During her lecture, Rumsey will touch both on the fundamentals of memory and the artificial memory humans have created.
“As far as we know, no other species records and accumulates information and knowledge the way we do,” Rumsey said. “It’s actually one of the keys to our success as a species. Why we are spread across the planet is because we actually can accumulate knowledge and share it with other generations — and now with digital, across time and space.”
Now with social media and the 24-hour news cycle, people have been exposed to an information overload, but Rumsey said the world experienced a similar flood of information in the 1800s. When people created the technology to record sound, they couldn’t just hold up an LP and be able to hear what was on the disc; they needed a machine. The same goes for digital memory, Rumsey said.
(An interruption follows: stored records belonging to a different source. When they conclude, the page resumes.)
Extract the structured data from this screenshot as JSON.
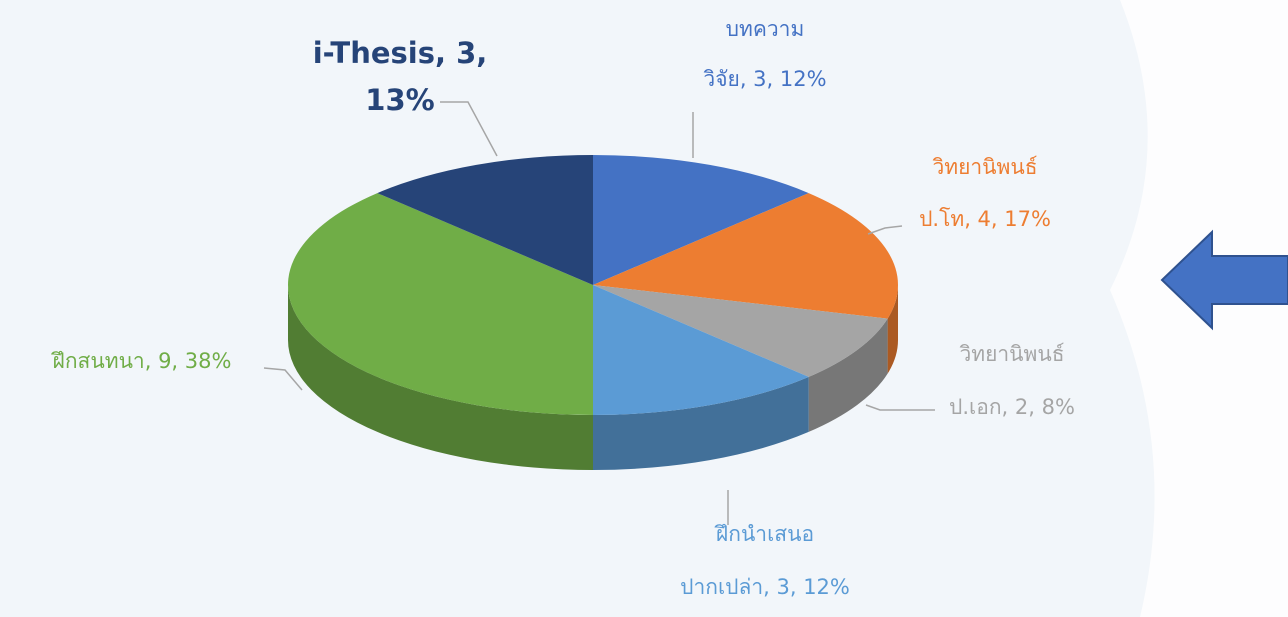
{
  "chart_data": {
    "type": "pie3d",
    "values": [
      3,
      4,
      2,
      3,
      9,
      3
    ],
    "labels": [
      [
        "บทความ",
        "วิจัย, 3, 12%"
      ],
      [
        "วิทยานิพนธ์",
        "ป.โท, 4, 17%"
      ],
      [
        "วิทยานิพนธ์",
        "ป.เอก, 2, 8%"
      ],
      [
        "ฝึกนำเสนอ",
        "ปากเปล่า, 3, 12%"
      ],
      [
        "ฝึกสนทนา, 9, 38%"
      ],
      [
        "i-Thesis, 3,",
        "13%"
      ]
    ],
    "colors": [
      "#4472c4",
      "#ed7d31",
      "#a5a5a5",
      "#5b9bd5",
      "#70ad47",
      "#264478"
    ]
  }
}
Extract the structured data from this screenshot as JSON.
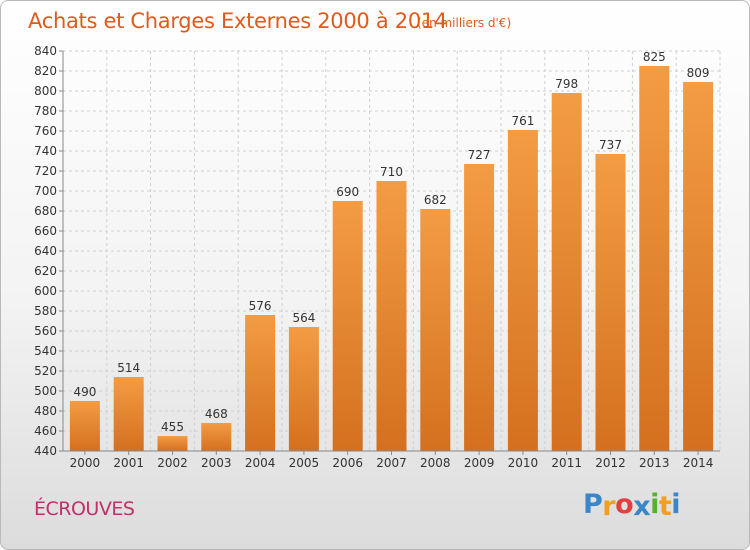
{
  "chart_data": {
    "type": "bar",
    "title": "Achats et Charges Externes 2000 à 2014",
    "subtitle": "(en milliers d'€)",
    "categories": [
      "2000",
      "2001",
      "2002",
      "2003",
      "2004",
      "2005",
      "2006",
      "2007",
      "2008",
      "2009",
      "2010",
      "2011",
      "2012",
      "2013",
      "2014"
    ],
    "values": [
      490,
      514,
      455,
      468,
      576,
      564,
      690,
      710,
      682,
      727,
      761,
      798,
      737,
      825,
      809
    ],
    "ylim": [
      440,
      840
    ],
    "yticks": [
      440,
      460,
      480,
      500,
      520,
      540,
      560,
      580,
      600,
      620,
      640,
      660,
      680,
      700,
      720,
      740,
      760,
      780,
      800,
      820,
      840
    ],
    "grid": true,
    "bar_color": "#f39c43",
    "bar_color_dark": "#d4701f"
  },
  "location": "ÉCROUVES",
  "logo": {
    "text": "Proxiti",
    "letters": [
      "P",
      "r",
      "o",
      "x",
      "i",
      "t",
      "i"
    ],
    "colors": [
      "#3a86c8",
      "#f0a020",
      "#e04040",
      "#3a86c8",
      "#58b030",
      "#f0a020",
      "#3a86c8"
    ]
  }
}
The concept behind digital archiving is that there is an endless realm in which people can save information, but it’s difficult to know long-term value in the digital era, she said.
Now, Rumsey said, there is one question that is repeatedly asked: What should we save?
“There is very, very little surprises and hard lessons in the digital realm that humans have not experienced before,” Rumsey said. “We’ve always been able to solve the problems of how to manage too much information, how to organize it in such a way that we can find it and that, like today and the past, sometimes we invent technologies to solve one problem, then create an entirely new set of problems that we hadn’t anticipated.”
Rumsey spent time in Soviet-era Russia researching the country during the 17th century. She encountered some documents that had been made inaccessible by the Soviet government, and said it hadn’t occurred to her that the political happenings of tsarist Russia could warrant censorship during the Soviet era.
Rumsey knew it was routine for people in charge of totalitarian regimes, like that in Soviet Russia, to erase people in photographs or censor documents. That’s how leaders controlled the population. Even when people tamper with documents, that gives insight into society of the time, Rumsey said.
With digital memory, she said it’s harder to discern what has been manipulated, but that’s only because the technology to figure it out hasn’t been developed yet.
“It’s not as if this hasn’t happened before. People have solved these problems before,” Rumsey said. “People used to forge papers all the time until it became just a matter of vital importance to the state and other people that forgeries be detected. It will be the case with digital.”
Rumsey said there is no right answer to what people should forget or remember in the digital age because memories change.
“How we choose to remember people is fluid. It will change with time, and we are in charge of it. It’s we who remember,” Rumsey said. “We think our machines remember for us, but we are the ones who remember things. Machines don’t erase the past; humans erase the past, and they do it all the time.”